I'm not alleging collusion, I don't believe there is any active collusion at all. These things are possible through just incentives. E.g. consider a hypothetical streaming providor; compute is cheaper by the year, cost of owning your datacenter goes down by the year, your customer base grows by the year, the amount of money you return on investments like productions continues to pay out by the year, yet your shareholders expect you to raise prices by the year as well despite productivity increasing, customer reach widening, and your costs lowering. Imagine a CEO arguing they don't need to raise prices like the board wants in order to see a bump in the speculative markets on their investments, they'd just sack that CEO for someone who will.
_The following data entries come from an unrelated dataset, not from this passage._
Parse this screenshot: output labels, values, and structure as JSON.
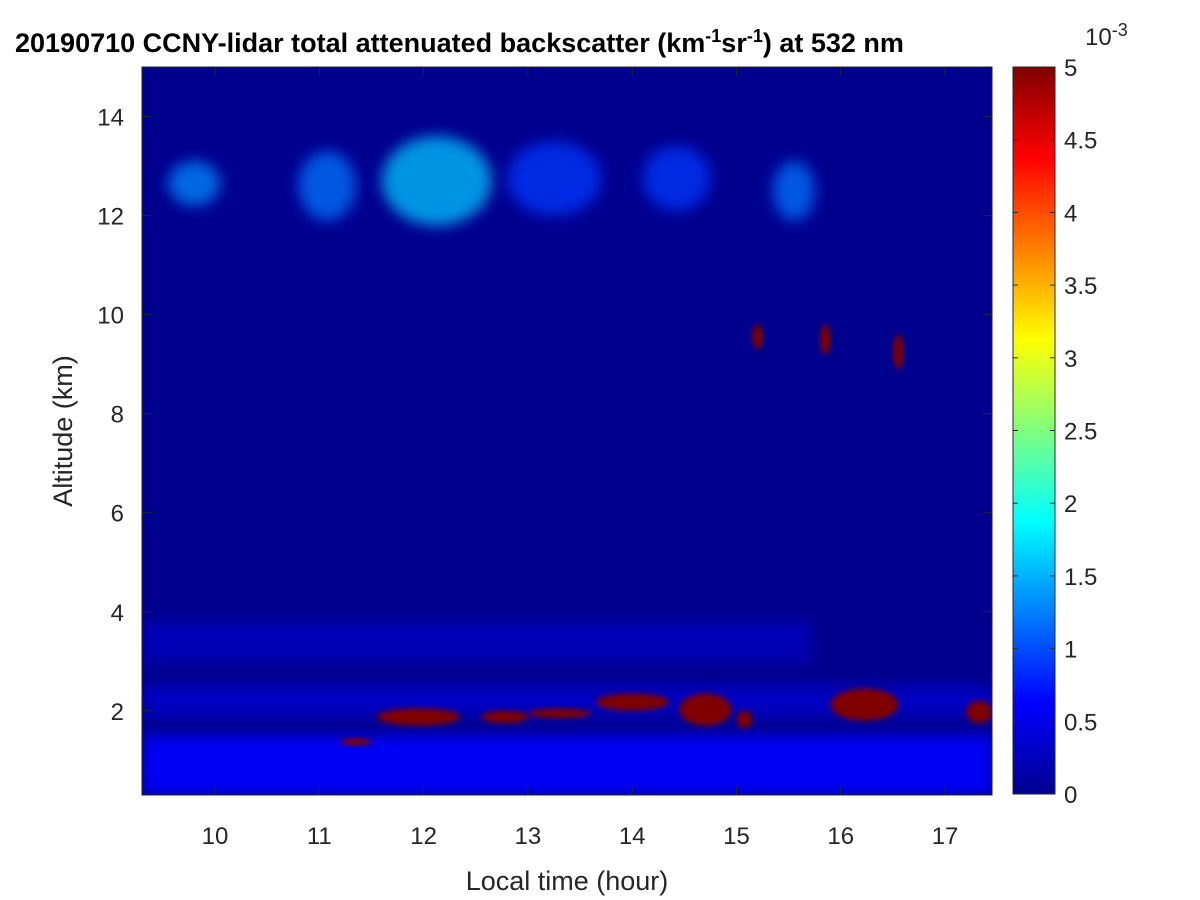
{
  "chart_data": {
    "type": "heatmap",
    "title": {
      "main": "20190710 CCNY-lidar total attenuated backscatter (km",
      "sup1": "-1",
      "mid": "sr",
      "sup2": "-1",
      "end": ") at 532 nm"
    },
    "xlabel": "Local time (hour)",
    "ylabel": "Altitude (km)",
    "xlim": [
      9.3,
      17.45
    ],
    "ylim": [
      0.3,
      15
    ],
    "xticks": [
      10,
      11,
      12,
      13,
      14,
      15,
      16,
      17
    ],
    "yticks": [
      2,
      4,
      6,
      8,
      10,
      12,
      14
    ],
    "colorbar": {
      "colormap": "jet",
      "range": [
        0,
        5
      ],
      "ticks": [
        "0",
        "0.5",
        "1",
        "1.5",
        "2",
        "2.5",
        "3",
        "3.5",
        "4",
        "4.5",
        "5"
      ],
      "exponent_base": "10",
      "exponent": "-3"
    },
    "features": [
      {
        "kind": "boundary_layer",
        "x": [
          9.3,
          17.45
        ],
        "y": [
          0.3,
          1.5
        ],
        "value": 0.6
      },
      {
        "kind": "aerosol_layer",
        "x": [
          9.3,
          17.45
        ],
        "y": [
          1.9,
          2.5
        ],
        "value": 0.5
      },
      {
        "kind": "aerosol_layer",
        "x": [
          9.3,
          15.7
        ],
        "y": [
          3.0,
          3.8
        ],
        "value": 0.4
      },
      {
        "kind": "cirrus",
        "x": [
          9.55,
          10.05
        ],
        "y": [
          12.2,
          13.1
        ],
        "value": 1.3
      },
      {
        "kind": "cirrus",
        "x": [
          10.8,
          11.35
        ],
        "y": [
          11.9,
          13.3
        ],
        "value": 1.2
      },
      {
        "kind": "cirrus",
        "x": [
          11.6,
          12.65
        ],
        "y": [
          11.8,
          13.6
        ],
        "value": 1.6
      },
      {
        "kind": "cirrus",
        "x": [
          12.8,
          13.7
        ],
        "y": [
          12.0,
          13.5
        ],
        "value": 0.9
      },
      {
        "kind": "cirrus",
        "x": [
          14.1,
          14.75
        ],
        "y": [
          12.1,
          13.4
        ],
        "value": 0.9
      },
      {
        "kind": "cirrus",
        "x": [
          15.35,
          15.75
        ],
        "y": [
          11.9,
          13.1
        ],
        "value": 1.2
      },
      {
        "kind": "cloud",
        "x": [
          15.15,
          15.25
        ],
        "y": [
          9.3,
          9.8
        ],
        "value": 5
      },
      {
        "kind": "cloud",
        "x": [
          15.8,
          15.9
        ],
        "y": [
          9.2,
          9.8
        ],
        "value": 5
      },
      {
        "kind": "cloud",
        "x": [
          16.5,
          16.6
        ],
        "y": [
          8.9,
          9.6
        ],
        "value": 5
      },
      {
        "kind": "cloud",
        "x": [
          11.2,
          11.5
        ],
        "y": [
          1.3,
          1.45
        ],
        "value": 5
      },
      {
        "kind": "cloud",
        "x": [
          11.55,
          12.35
        ],
        "y": [
          1.7,
          2.05
        ],
        "value": 5
      },
      {
        "kind": "cloud",
        "x": [
          12.55,
          13.0
        ],
        "y": [
          1.75,
          2.0
        ],
        "value": 5
      },
      {
        "kind": "cloud",
        "x": [
          13.0,
          13.6
        ],
        "y": [
          1.85,
          2.05
        ],
        "value": 5
      },
      {
        "kind": "cloud",
        "x": [
          13.65,
          14.35
        ],
        "y": [
          2.0,
          2.35
        ],
        "value": 5
      },
      {
        "kind": "cloud",
        "x": [
          14.45,
          14.95
        ],
        "y": [
          1.7,
          2.35
        ],
        "value": 5
      },
      {
        "kind": "cloud",
        "x": [
          15.0,
          15.15
        ],
        "y": [
          1.65,
          2.0
        ],
        "value": 5
      },
      {
        "kind": "cloud",
        "x": [
          15.9,
          16.55
        ],
        "y": [
          1.8,
          2.45
        ],
        "value": 5
      },
      {
        "kind": "cloud",
        "x": [
          17.2,
          17.45
        ],
        "y": [
          1.75,
          2.2
        ],
        "value": 5
      }
    ]
  }
}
That's just for the hypothetical streaming agency. When you add up all these little increases of just about every good and compare that to wage growth, you see that wages are stagnating relative to other metrics like cost of living or business/national productivity, in the US or the UK or just about anywhere with these sort of metrics available. You can raise minimum wages to fend of a total economic collapse every now and then but these increases find their way to these other hands reaching into your pocket before long as well. A constant sucking noise and a march to what, I'm not sure, but it won't be pretty I expect.
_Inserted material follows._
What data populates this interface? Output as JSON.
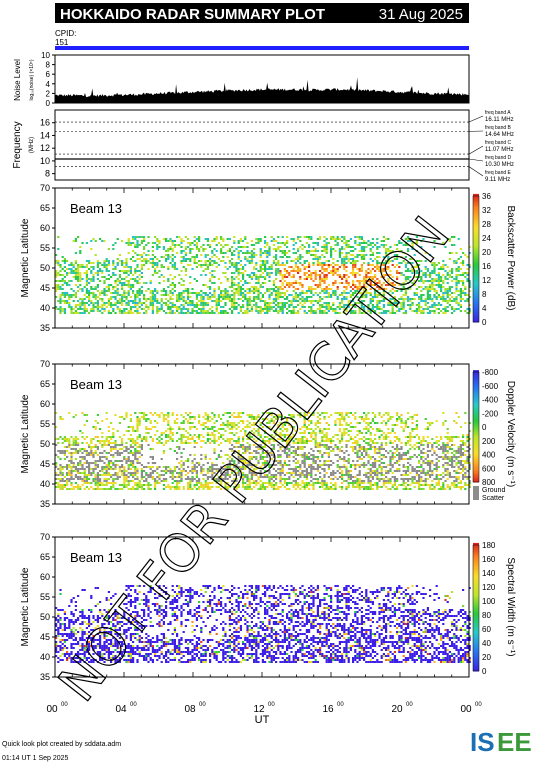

When electric utilities were tightly regulated, utility stocks were rated on the size and consistency of their dividends. PG&E was a great stock to own for a century. The stock price didn't go up fast, but the dividends were paid consistently. That's the steady state of a mature company.

Then came deregulation. Within five years, PG&E went bankrupt.[1]

[1] https://en.wikipedia.org/wiki/2000%E2%80%932001_California_e...


> Then came deregulation. Within five years, PG&E went bankrupt.[1]

It's not like deregulation was the only issue, that just accelerated the bullshit. PG&E had neglected ("deferred") maintenance for many decades - the deadly 2018 wildfire was caused by a cable hook that was around a century old and had never been inspected for a very VERY long time until it eventually failed [1]. IMHO, that amount of maintenance neglect should have been classified as financial fraud:

> PG&E has said in recent court filings it didn’t track when its hooks were installed or how long they had been exposed to weather. It also didn’t routinely inspect them to look for corrosion or wear. Before the Camp Fire, PG&E inspection forms didn’t even include space to note the condition of hooks and other hardware.

How PG&E dared to pay dividends when they didn't even know how much liabilities they had on the books, that is just utterly insane.

[1] https://www.wsj.com/articles/this-old-metal-hook-could-deter...


> they aren't all colluding

The world is mostly inhabited by people who work for a living but mostly run by people who own things for a living.

These two sources of income (or capital gains -- heaven forbid we tax our rich like we tax our plebs) lead to highly distinct and often directly opposed objective functions. The extent to which this leads to a self-serving policy spiral for the rich is a function of the degree to which the inhabited-by/run-by distinction is true: with a steep enough wealth distribution, yeah, it's fair for people at the bottom to say that people at the top actually are all colluding.

The self-serving policy spiral doesn't look like "Lidl hikes prices and Tesco doesn't, so you can just shop at Tesco," it looks like "merger approved between Lidl and Tesco, now listen to the surviving PR department tell you how this will surely save you money."


Ok so gp was talking about businesses. You are talking about the fact that money is power which is a fundamental problem, though a different one. Not sure how to solve it but stronger controls on political donations and lobbying would help.